To meet customers where they are and leverage digital tools to do so, insurers may need to rethink their own internal structures. Methods used to form teams, respond to customer needs and place insurance coverage that worked in the past may not meet customers’ demands in the future.
Insurers may not have to completely overthrow their existing methods, say Pritchett and co-authors. Insurance companies should, however, be willing and able to welcome radical change where necessary. “Decoupling from existing governance structures can be uncomfortable, but organizations must push for this in order to break down the cultural obstacles that are holding them back,” they write.
Best Practices for Meeting Customer Demands
Selling insurance for insurance’s sake is a tough proposition in today’s marketplace.

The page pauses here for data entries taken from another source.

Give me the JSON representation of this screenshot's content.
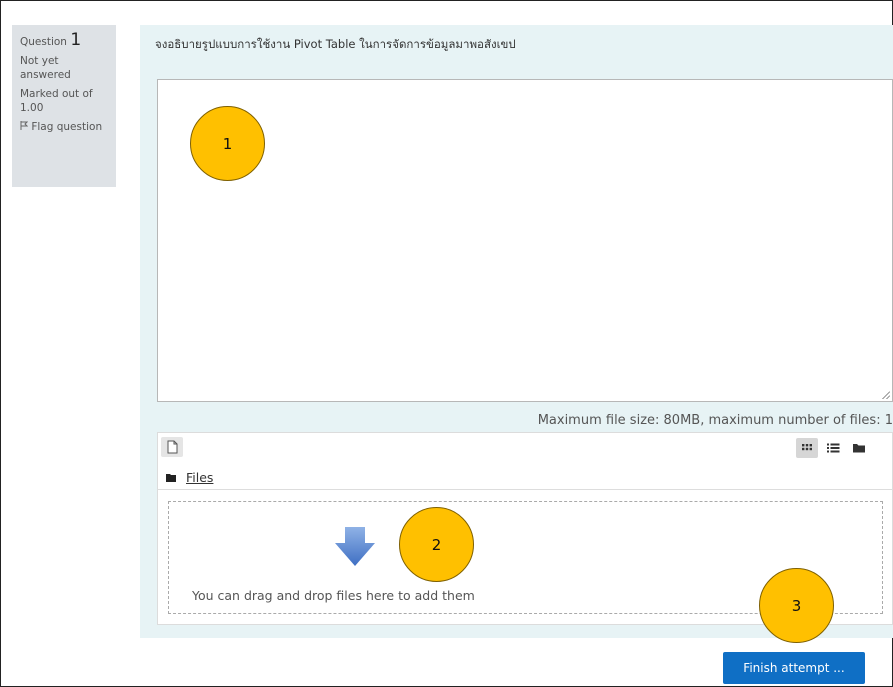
{
  "info": {
    "question_label": "Question",
    "question_number": "1",
    "status": "Not yet answered",
    "marked": "Marked out of 1.00",
    "flag": "Flag question"
  },
  "question_text": "จงอธิบายรูปแบบการใช้งาน Pivot Table ในการจัดการข้อมูลมาพอสังเขป",
  "filepicker": {
    "max_info": "Maximum file size: 80MB, maximum number of files: 1",
    "folder_label": "Files",
    "drop_text": "You can drag and drop files here to add them"
  },
  "callouts": [
    "1",
    "2",
    "3"
  ],
  "finish_label": "Finish attempt ...",
  "colors": {
    "accent": "#0f6fc5",
    "callout": "#ffc000",
    "question_bg": "#e7f3f5"
  }
}
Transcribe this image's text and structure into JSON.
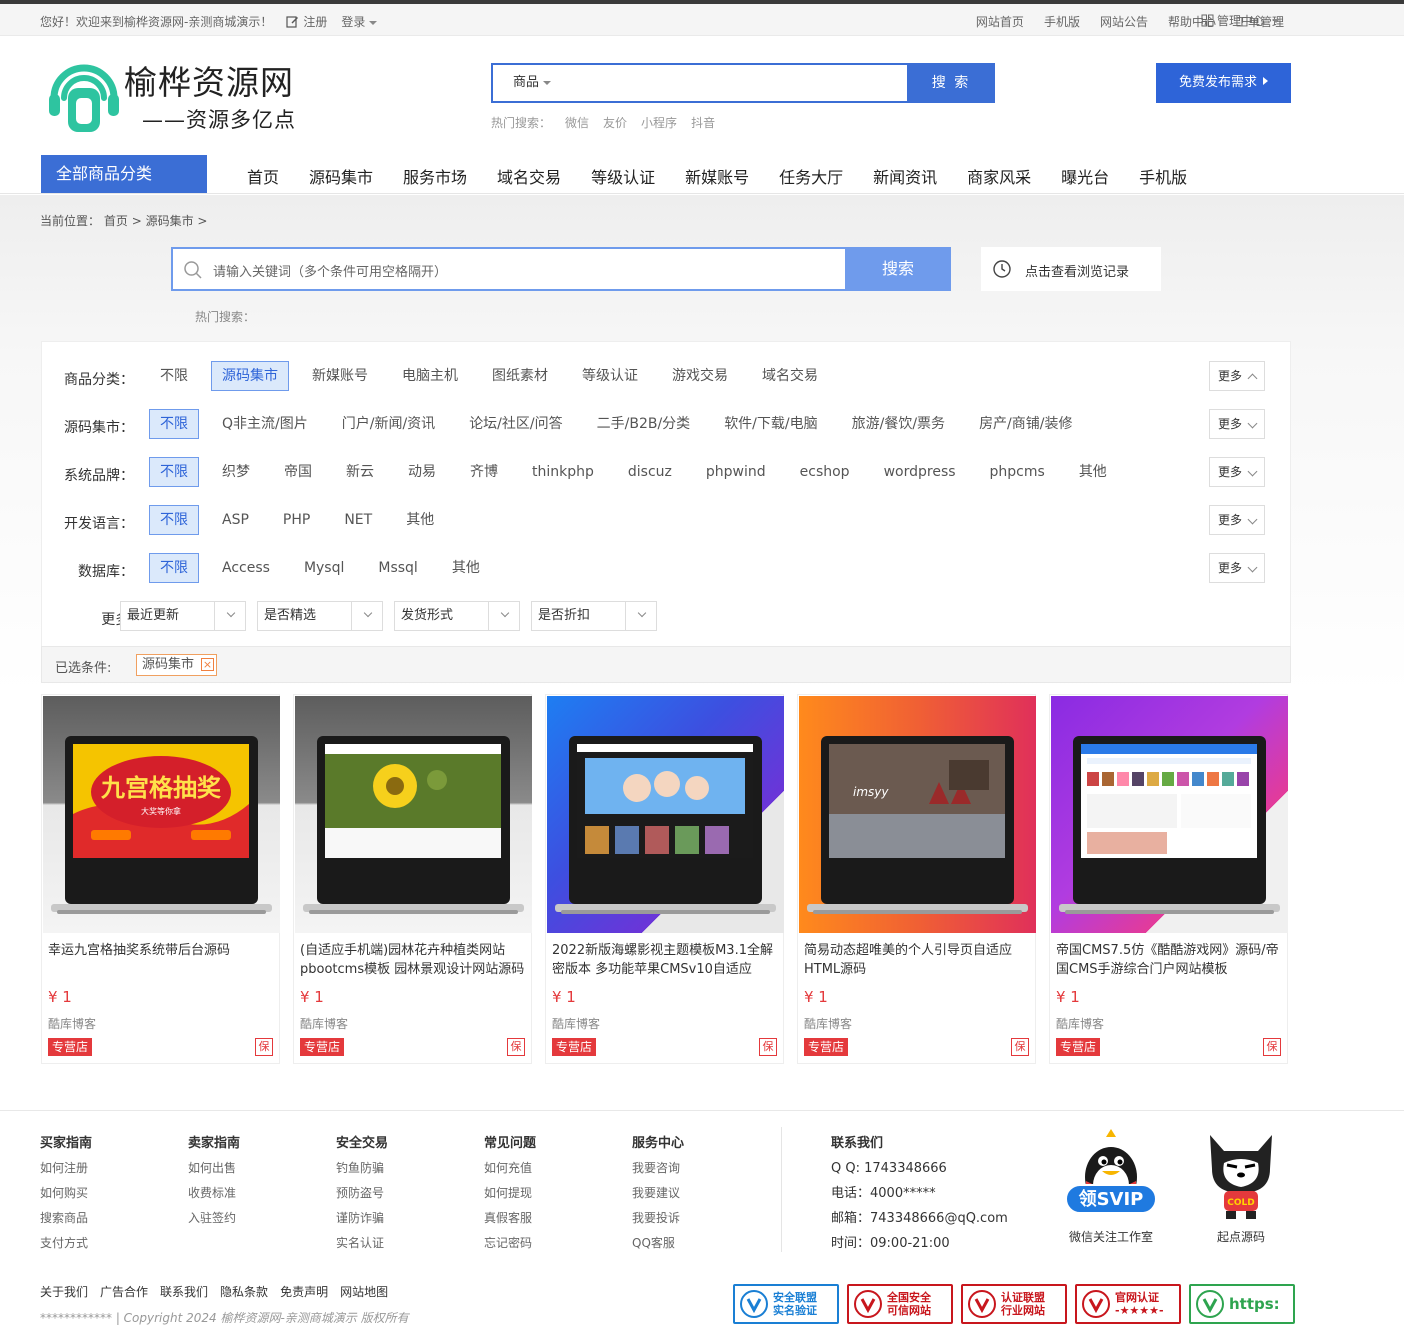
{
  "topbar": {
    "welcome": "您好！欢迎来到榆桦资源网-亲测商城演示！",
    "register": "注册",
    "login": "登录",
    "links": [
      "网站首页",
      "手机版",
      "网站公告",
      "帮助中心",
      "工单管理"
    ],
    "admin": "管理中心"
  },
  "header": {
    "logo_name": "榆桦资源网",
    "logo_slogan": "——资源多亿点",
    "search_type": "商品",
    "search_button": "搜 索",
    "hot_label": "热门搜索：",
    "hot_terms": [
      "微信",
      "友价",
      "小程序",
      "抖音"
    ],
    "publish_button": "免费发布需求"
  },
  "nav": {
    "category_label": "全部商品分类",
    "items": [
      "首页",
      "源码集市",
      "服务市场",
      "域名交易",
      "等级认证",
      "新媒账号",
      "任务大厅",
      "新闻资讯",
      "商家风采",
      "曝光台",
      "手机版"
    ]
  },
  "breadcrumb": {
    "prefix": "当前位置：",
    "items": [
      "首页",
      "源码集市"
    ],
    "sep": ">"
  },
  "search": {
    "placeholder": "请输入关键词（多个条件可用空格隔开）",
    "button": "搜索",
    "history": "点击查看浏览记录",
    "hot_label": "热门搜索："
  },
  "filters": {
    "rows": [
      {
        "label": "商品分类：",
        "options": [
          "不限",
          "源码集市",
          "新媒账号",
          "电脑主机",
          "图纸素材",
          "等级认证",
          "游戏交易",
          "域名交易"
        ],
        "selected": 1
      },
      {
        "label": "源码集市：",
        "options": [
          "不限",
          "Q非主流/图片",
          "门户/新闻/资讯",
          "论坛/社区/问答",
          "二手/B2B/分类",
          "软件/下载/电脑",
          "旅游/餐饮/票务",
          "房产/商铺/装修"
        ],
        "selected": 0
      },
      {
        "label": "系统品牌：",
        "options": [
          "不限",
          "织梦",
          "帝国",
          "新云",
          "动易",
          "齐博",
          "thinkphp",
          "discuz",
          "phpwind",
          "ecshop",
          "wordpress",
          "phpcms",
          "其他"
        ],
        "selected": 0
      },
      {
        "label": "开发语言：",
        "options": [
          "不限",
          "ASP",
          "PHP",
          "NET",
          "其他"
        ],
        "selected": 0
      },
      {
        "label": "数据库：",
        "options": [
          "不限",
          "Access",
          "Mysql",
          "Mssql",
          "其他"
        ],
        "selected": 0
      }
    ],
    "more_label": "更多",
    "extra_label": "更多:",
    "dropdowns": [
      "最近更新",
      "是否精选",
      "发货形式",
      "是否折扣"
    ],
    "selected_label": "已选条件:",
    "selected_tag": "源码集市"
  },
  "products": [
    {
      "title": "幸运九宫格抽奖系统带后台源码",
      "price": "¥ 1",
      "shop": "酷库博客",
      "badge": "专营店",
      "guarantee": "保",
      "screen_text": "九宫格抽奖",
      "screen_sub": "大奖等你拿"
    },
    {
      "title": "(自适应手机端)园林花卉种植类网站pbootcms模板 园林景观设计网站源码",
      "price": "¥ 1",
      "shop": "酷库博客",
      "badge": "专营店",
      "guarantee": "保"
    },
    {
      "title": "2022新版海螺影视主题模板M3.1全解密版本 多功能苹果CMSv10自适应",
      "price": "¥ 1",
      "shop": "酷库博客",
      "badge": "专营店",
      "guarantee": "保"
    },
    {
      "title": "简易动态超唯美的个人引导页自适应HTML源码",
      "price": "¥ 1",
      "shop": "酷库博客",
      "badge": "专营店",
      "guarantee": "保",
      "screen_text": "imsyy"
    },
    {
      "title": "帝国CMS7.5仿《酷酷游戏网》源码/帝国CMS手游综合门户网站模板",
      "price": "¥ 1",
      "shop": "酷库博客",
      "badge": "专营店",
      "guarantee": "保"
    }
  ],
  "footer": {
    "columns": [
      {
        "title": "买家指南",
        "items": [
          "如何注册",
          "如何购买",
          "搜索商品",
          "支付方式"
        ]
      },
      {
        "title": "卖家指南",
        "items": [
          "如何出售",
          "收费标准",
          "入驻签约"
        ]
      },
      {
        "title": "安全交易",
        "items": [
          "钓鱼防骗",
          "预防盗号",
          "谨防诈骗",
          "实名认证"
        ]
      },
      {
        "title": "常见问题",
        "items": [
          "如何充值",
          "如何提现",
          "真假客服",
          "忘记密码"
        ]
      },
      {
        "title": "服务中心",
        "items": [
          "我要咨询",
          "我要建议",
          "我要投诉",
          "QQ客服"
        ]
      }
    ],
    "contact": {
      "title": "联系我们",
      "qq": "Q Q: 1743348666",
      "phone": "电话：4000*****",
      "email": "邮箱：743348666@qQ.com",
      "hours": "时间：09:00-21:00"
    },
    "qr1_label": "微信关注工作室",
    "qr1_badge": "领SVIP",
    "qr2_label": "起点源码",
    "qr2_badge": "COLD",
    "links": [
      "关于我们",
      "广告合作",
      "联系我们",
      "隐私条款",
      "免责声明",
      "网站地图"
    ],
    "copyright": "************ | Copyright 2024 榆桦资源网-亲测商城演示 版权所有",
    "certs": [
      {
        "line1": "安全联盟",
        "line2": "实名验证",
        "color": "#1a7fd4"
      },
      {
        "line1": "全国安全",
        "line2": "可信网站",
        "color": "#c8161d"
      },
      {
        "line1": "认证联盟",
        "line2": "行业网站",
        "color": "#c8161d"
      },
      {
        "line1": "官网认证",
        "line2": "-★★★★-",
        "color": "#c8161d"
      },
      {
        "line1": "https:",
        "line2": "",
        "color": "#2ea44f"
      }
    ]
  }
}
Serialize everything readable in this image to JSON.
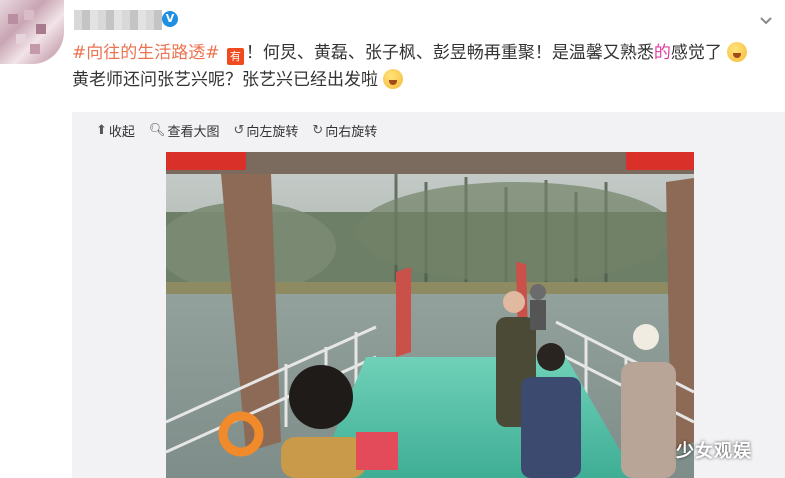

Today, business owners want carriers who help them meet their own goals — and who will go so far as to build ecosystems with non-insurance providers in order to do it, says Naujoks.
“Insurers will need to move away from focusing on providing a product and towards an emphasis on what the products enable customers to do,” writes Rush. For example, a small business owner may see workers’ compensation coverage as a tedious chore but may be very responsive to messages that focus on injury prevention and helping workers maintain or regain their health.
Since customers are less interested in coverage for its own sake, insurers will need to focus on speaking to customers’ true interests, such as the success of their business. Building a digital ecosystem allows commercial insurers to address these interests more readily. The ecosystem, with the insurer at its core, becomes a one-stop shop to improve business success, making it a more attractive proposition for customers.
Ultimately, putting the customer first when choosing new digital tools and platforms will enable agile relationships. “Carriers that can envision the future and have the courage to invest in thoughtful, customer-focused transformation will overcome today’s threats and seize the next wave of opportunities,” say Isabelle Santenac and fellow members of the EY Insurance Advisory team.
Commercial insurers with an agile approach to customer relations position themselves to form and maintain these relationships in the long term. A reputation for prompt, personalized customer responses is required in order to build strong customer relationships.